Lors de mes premiers aller-retour entre l’Écosse et la France, je pensais en termes de révolution culturelle. Au moment de cette reprise de contact avec le pays calédonien, j’avais autre chose en tête. Sur le plan culturel, la plus grande description de l’état de choses me semblait toujours La Terre gaste (The Wasteland) de T.S. Eliot. Lui-même avait essayé d’en sortir en se convertissant à une orthodoxie chrétienne, solution que je ne pouvais accepter. Sur le plan littéraire, on n’en était plus aux grandes lamentations et aux grandes fresques d’Eliot et de Pound, le terrain d’action et de pensée s’était considérablement rétréci: les poètes tondaient leur pelouse, et les prosateurs touillaient à longueur de romans la même soupe socio-psychologique. D’une manière générale, les écrivains donnaient tous l’impression d’être passés par des écoles de creative writing et d’en être sortis avec de bonnes notes. Seule exception à mes yeux, MacDiarmid en Écosse, mais ni son nationalisme ni son communisme n’emportaient mon adhésion, et si ses longs poèmes m’intéressaient par la quantité d’informations qu’ils véhiculaient, rares étaient ceux dans lesquels l’information devenait enformation; on avait affaire à des amas informes et indigestes – préférables, et de loin, à la production littéraire normale, normalisée, mais laissant encore beaucoup à désirer.

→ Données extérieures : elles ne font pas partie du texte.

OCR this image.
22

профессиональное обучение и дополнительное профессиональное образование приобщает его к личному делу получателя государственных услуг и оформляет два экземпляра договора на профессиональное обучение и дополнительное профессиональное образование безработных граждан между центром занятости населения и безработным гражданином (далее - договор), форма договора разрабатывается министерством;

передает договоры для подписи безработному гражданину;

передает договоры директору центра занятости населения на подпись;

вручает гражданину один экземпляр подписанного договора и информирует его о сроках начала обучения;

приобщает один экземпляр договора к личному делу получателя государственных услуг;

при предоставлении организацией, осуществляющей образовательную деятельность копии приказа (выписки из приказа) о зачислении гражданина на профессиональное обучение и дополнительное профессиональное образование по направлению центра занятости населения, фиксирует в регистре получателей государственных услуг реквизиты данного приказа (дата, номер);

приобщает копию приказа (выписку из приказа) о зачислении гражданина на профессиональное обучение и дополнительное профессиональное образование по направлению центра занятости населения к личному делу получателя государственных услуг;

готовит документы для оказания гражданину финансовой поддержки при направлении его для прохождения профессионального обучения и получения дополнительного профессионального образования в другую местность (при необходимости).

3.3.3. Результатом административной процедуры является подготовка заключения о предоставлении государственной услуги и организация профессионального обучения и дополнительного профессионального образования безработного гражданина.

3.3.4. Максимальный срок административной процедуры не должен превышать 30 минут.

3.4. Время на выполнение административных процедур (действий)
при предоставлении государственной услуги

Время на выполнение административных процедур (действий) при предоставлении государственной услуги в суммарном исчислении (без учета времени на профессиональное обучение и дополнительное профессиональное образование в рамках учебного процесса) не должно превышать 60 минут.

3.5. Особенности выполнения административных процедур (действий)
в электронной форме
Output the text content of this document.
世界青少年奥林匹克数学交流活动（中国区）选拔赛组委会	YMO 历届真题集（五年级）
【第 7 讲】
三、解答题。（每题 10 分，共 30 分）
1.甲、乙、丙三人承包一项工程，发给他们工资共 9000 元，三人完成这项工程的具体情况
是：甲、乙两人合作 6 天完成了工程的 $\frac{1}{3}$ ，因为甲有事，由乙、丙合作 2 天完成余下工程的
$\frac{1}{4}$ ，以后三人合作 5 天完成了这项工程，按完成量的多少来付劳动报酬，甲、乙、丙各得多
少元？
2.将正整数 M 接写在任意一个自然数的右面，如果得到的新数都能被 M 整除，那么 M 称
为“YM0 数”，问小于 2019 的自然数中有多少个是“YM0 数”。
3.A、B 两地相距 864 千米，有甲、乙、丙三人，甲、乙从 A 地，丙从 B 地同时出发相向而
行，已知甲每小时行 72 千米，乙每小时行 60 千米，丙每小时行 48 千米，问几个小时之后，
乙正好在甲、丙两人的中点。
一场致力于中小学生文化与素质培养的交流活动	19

D’Eliot, à cette époque, je retenais surtout la petite série de Landscapes, en particulier celui écrit à Cape Ann, sur la côte du Massachusetts, qui se termine ainsi: «Abandonne ce pays à la fin, abandonne-le à son vrai propriétaire, le goéland coriace – les palabres sont terminés.» Les palabres étaient, effectivement, terminés en ce qui me concernait. Je me tournais vers le paysage en me disant que de là, peut-être, grâce à quelque chose que je nommais landscape-mindscape (paysage physico-mental), pourrait surgir un nouveau commencement, une nouvelle base. Quiconque s’intéresse à la notion de scape (étendue, proche de scope, envergure, et de shape, forme) rencontre assez vite Gerard Manley Hopkins, qui élabora toute une théorie autour de deux concepts: inscape (la caractéristique intrinsèque d’une chose – proche de la haecceitas, l’«être-ainsi», de Duns Scot) et instress (la manière d’actualiser l’inscape des choses, de la vie, dans l’esprit du lecteur, de l’auditeur, du spectateur). En 1881, Hopkins travaillait, en tant que prêtre jésuite, à l’église Saint-Joseph de Glasgow. Cette année-là, il fit un voyage dans les Hautes-Terres au cours duquel il écrivit le poème «Inversnaid»:

Ce ruisseau sombre d’un brun croupe-de-cheval
Qui dévale sa grand-route et rugissant roule des rocs,
Dans la crique et la combe plisse sa toison d’écume
Et tout en bas au creux du lac tombe en sa demeure.
Un béret de mousse fauve bourré-de-vent
Virevolte et se défait à la surface du brouet
D’un étang si noir-de-poix, farouche et menaçant
Qu’il touille et touille le Désespoir pour le noyer.
Imbibés de rosée, bariolés de rosée, voici
Les replis des coteaux où le torrent s’encaisse,
Les rêches touffes de bruyère, les bosquets de fougères,
Et le joli frêne perlé penché sur le ruisseau.
Qu’arriverait-il au monde, s’il se voyait ravir
L’humide et le sauvage ? Qu’ils nous soient donc laissés,
Oh ! Qu’ils nous soient laissés, le sauvage et l’humide,
Que vivent encor longtemps herbes folles et lieux sauvages ! [4]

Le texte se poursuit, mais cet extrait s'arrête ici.